Our study has clearly several limitations. First, with its retrospective design, the absence of any randomization reduces the power of our clinical results to some extent. Secondly, clinical outcomes should be interpreted carefully due its small sample size. However, it has also its strengths; any statistically significant differences were not found in demographic and clinical baseline data between the two groups and it is reflecting clinical results in real life settings. Additionally, this pilot study is the first clinical comparison between aflibercept and ranibizumab in mCNV treatment.
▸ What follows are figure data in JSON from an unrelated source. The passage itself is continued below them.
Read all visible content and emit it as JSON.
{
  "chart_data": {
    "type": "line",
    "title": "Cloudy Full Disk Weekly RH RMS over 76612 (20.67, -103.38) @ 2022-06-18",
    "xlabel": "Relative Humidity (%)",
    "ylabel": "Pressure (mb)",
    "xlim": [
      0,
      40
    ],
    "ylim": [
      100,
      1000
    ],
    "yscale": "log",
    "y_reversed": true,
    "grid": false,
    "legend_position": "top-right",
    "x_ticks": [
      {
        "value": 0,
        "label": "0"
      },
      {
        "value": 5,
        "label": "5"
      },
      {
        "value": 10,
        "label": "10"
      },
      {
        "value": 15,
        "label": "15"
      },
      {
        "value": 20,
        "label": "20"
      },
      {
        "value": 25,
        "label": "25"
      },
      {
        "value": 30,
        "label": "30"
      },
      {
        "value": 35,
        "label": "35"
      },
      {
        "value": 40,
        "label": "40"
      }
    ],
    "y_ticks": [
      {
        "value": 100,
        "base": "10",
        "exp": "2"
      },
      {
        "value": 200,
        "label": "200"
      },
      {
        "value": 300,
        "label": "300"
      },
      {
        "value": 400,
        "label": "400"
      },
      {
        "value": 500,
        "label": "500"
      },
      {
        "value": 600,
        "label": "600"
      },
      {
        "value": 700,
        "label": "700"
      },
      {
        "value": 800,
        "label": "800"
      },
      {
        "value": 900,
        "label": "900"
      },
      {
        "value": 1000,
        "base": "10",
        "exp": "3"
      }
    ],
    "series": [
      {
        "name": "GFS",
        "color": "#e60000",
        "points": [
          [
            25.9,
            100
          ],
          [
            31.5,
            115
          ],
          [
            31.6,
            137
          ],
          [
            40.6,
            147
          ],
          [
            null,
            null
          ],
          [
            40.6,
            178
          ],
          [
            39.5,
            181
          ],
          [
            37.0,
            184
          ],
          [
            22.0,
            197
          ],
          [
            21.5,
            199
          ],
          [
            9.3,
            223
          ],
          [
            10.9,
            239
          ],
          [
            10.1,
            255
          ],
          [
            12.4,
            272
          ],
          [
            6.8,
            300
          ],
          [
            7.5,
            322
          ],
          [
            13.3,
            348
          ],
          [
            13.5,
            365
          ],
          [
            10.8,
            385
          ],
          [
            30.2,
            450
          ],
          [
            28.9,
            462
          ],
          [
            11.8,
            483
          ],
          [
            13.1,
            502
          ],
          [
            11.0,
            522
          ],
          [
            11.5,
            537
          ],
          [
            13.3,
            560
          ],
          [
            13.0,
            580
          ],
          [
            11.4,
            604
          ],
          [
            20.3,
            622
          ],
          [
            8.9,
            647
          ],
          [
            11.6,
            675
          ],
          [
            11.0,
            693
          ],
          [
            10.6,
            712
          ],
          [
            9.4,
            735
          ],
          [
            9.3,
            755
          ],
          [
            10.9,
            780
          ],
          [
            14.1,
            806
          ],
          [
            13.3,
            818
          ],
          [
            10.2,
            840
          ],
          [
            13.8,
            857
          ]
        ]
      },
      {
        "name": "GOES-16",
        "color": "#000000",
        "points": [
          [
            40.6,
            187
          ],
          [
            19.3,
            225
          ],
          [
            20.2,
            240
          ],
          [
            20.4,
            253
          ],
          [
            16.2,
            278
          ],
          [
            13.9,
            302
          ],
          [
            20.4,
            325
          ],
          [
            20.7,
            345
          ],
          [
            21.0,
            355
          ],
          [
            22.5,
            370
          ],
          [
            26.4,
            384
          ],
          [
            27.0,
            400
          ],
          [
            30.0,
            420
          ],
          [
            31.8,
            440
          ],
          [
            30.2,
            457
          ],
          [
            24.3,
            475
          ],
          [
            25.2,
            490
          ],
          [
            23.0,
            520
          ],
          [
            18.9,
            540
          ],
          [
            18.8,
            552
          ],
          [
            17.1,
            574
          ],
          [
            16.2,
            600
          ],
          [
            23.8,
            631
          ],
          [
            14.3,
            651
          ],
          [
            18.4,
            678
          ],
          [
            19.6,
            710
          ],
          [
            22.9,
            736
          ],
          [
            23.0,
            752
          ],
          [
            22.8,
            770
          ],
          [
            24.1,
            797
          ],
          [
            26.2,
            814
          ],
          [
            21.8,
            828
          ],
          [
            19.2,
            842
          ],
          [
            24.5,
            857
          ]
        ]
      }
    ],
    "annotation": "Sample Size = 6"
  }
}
According to our results, aflibercept proved itself more effective especially in visual gain aspect, but future studies, preferably randomized clinical trials with larger sample sizes, have to be conducted for further comparative evaluation of these two on-label anti-VEGF drugs in this clinical entity.
The data used to support the findings of this study are available from the corresponding author upon request.
The primary results of this report were presented by AÇ on 21 April 2019 in an oral presentation at an international meeting, 17th Congress of the Black Sea Ophthalmological Society (BSOS), Istanbul, Turkey.
Conflicts of Interest
All the authors declare that they have no conflicts of interest regarding the publication of this paper.
Special thanks are due to our Heidelberg certificated SD-OCT operator of our retina department—Esra Çınar—for acquiring OCT scans in the study period.